We ran to tell the our 'Hagannah' commander that we were leaving. He thanked us for our work and hoped that we would meet soon in Palestine. Schmalker put his foot down and the little antiquated Kibbutz car galloped forward while all the while the driver exhorted it, in a coaxing voice, as one tries to convince a child to behave nicely, so that we should get to the Kibbutz in time. Even so, the day was hot - and of course we had to stop a few times to let the motor or the wheels cool down a bit.

We drove into the Kibbutz yard late in the evening but as we got out of the car we heard shouts of “They've arrived! They're here!” and afterwards a general shout of pleasure from everyone, who fell on us in greetings, hugs and kisses.

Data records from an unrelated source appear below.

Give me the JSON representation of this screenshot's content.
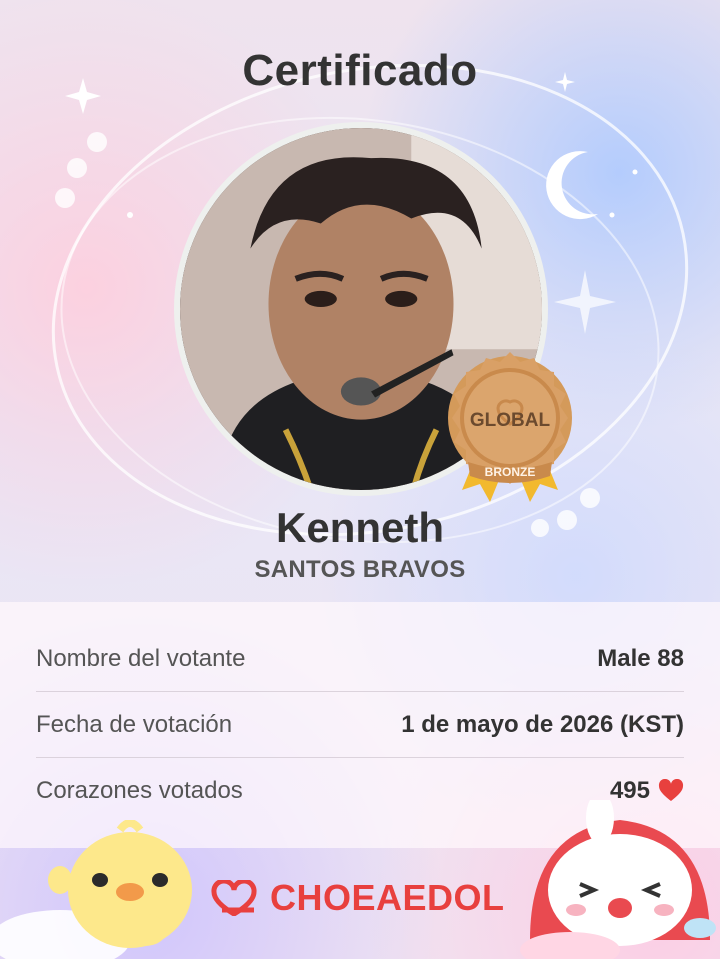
{
  "certificate": {
    "title": "Certificado",
    "artist_name": "Kenneth",
    "group_name": "SANTOS BRAVOS"
  },
  "badge": {
    "top_text": "GLOBAL",
    "bottom_text": "BRONZE",
    "color": "#d49a5a"
  },
  "info": {
    "rows": [
      {
        "label": "Nombre del votante",
        "value": "Male 88"
      },
      {
        "label": "Fecha de votación",
        "value": "1 de mayo de 2026 (KST)"
      },
      {
        "label": "Corazones votados",
        "value": "495"
      }
    ],
    "heart_icon": "heart-icon",
    "heart_color": "#e8403e"
  },
  "footer": {
    "brand": "CHOEAEDOL",
    "brand_color": "#e8403e"
  }
}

It was a wonderful feeling to return home, to people who were in your heart. I went into the dining-room, accompanied by the group, my eyes searching for Sarah and not seeing her. Suddenly she appeared in the doorway of the kitchen. She glanced at me and disappeared again inside the kitchen as quickly as she had appeared. I slipped through all the people surrounding me, rushed into the kitchen and saw Sarah, standing by the window with tears in her eyes. I held her tightly and we stood like that for a few minutes, without moving, pain and happiness flooding every fibre of our two beings and uniting us as one. The colour returned to her cheeks, her faced relaxed and a smile appeared in the corners of her eyes. I was captivated by the expression on her face and forgot the rest of the world, but Sarah herself, brought me back to reality, reminding me that in a very short while we were leaving the village; she had already packed all my things in the kit-bag, all my clothes laundered and ironed. She sat me and Anschel at the table and placed a wonderful meal in front of us - the remains of the banquet which the members had enjoyed as a final meal in the village, before the journey, slaughtering all the last chickens in the coop and emptying the food larders of everything that remained. At Buchholz, we hadn't had one good meal.

We were soon called, and told to board the trucks which were waiting for us. We were all dressed in dark green and wearing identical boots, everyone with his ruck-sack on his back. The convoy moved out to the groaning of the engines which shattered peace and stillness of the village. As we had arrived at Schesslitz at night, while the village slept, so we were leaving - it was night and in the main street not a soul was seen. Only Rocksi, our dog, ran alongside us for a long way, before giving up.

A period of calm, a period of spiritual peace, of no worry, of release from the nightmares of the past and anxiety of the future, of an unashamed return to the embrace of childhood had flown and ended. The Kibbutz at Schesslitz had been like a convalescent home after a hard illness, a way-station on the approaches to the struggles of the new life awaiting us. Now we knew that this was not an excursion we were commencing, but that the way ahead would be hard, long and even sown with dangers. We knew that life in Palestine will be difficult. But the overpowering desire to be and to live in Palestine strengthened us, our faith in the justness of our cause, the fact that we were convinced that we had no other way to go - all these strengthened our confidence that no obstacle will stop us from getting to Palestine.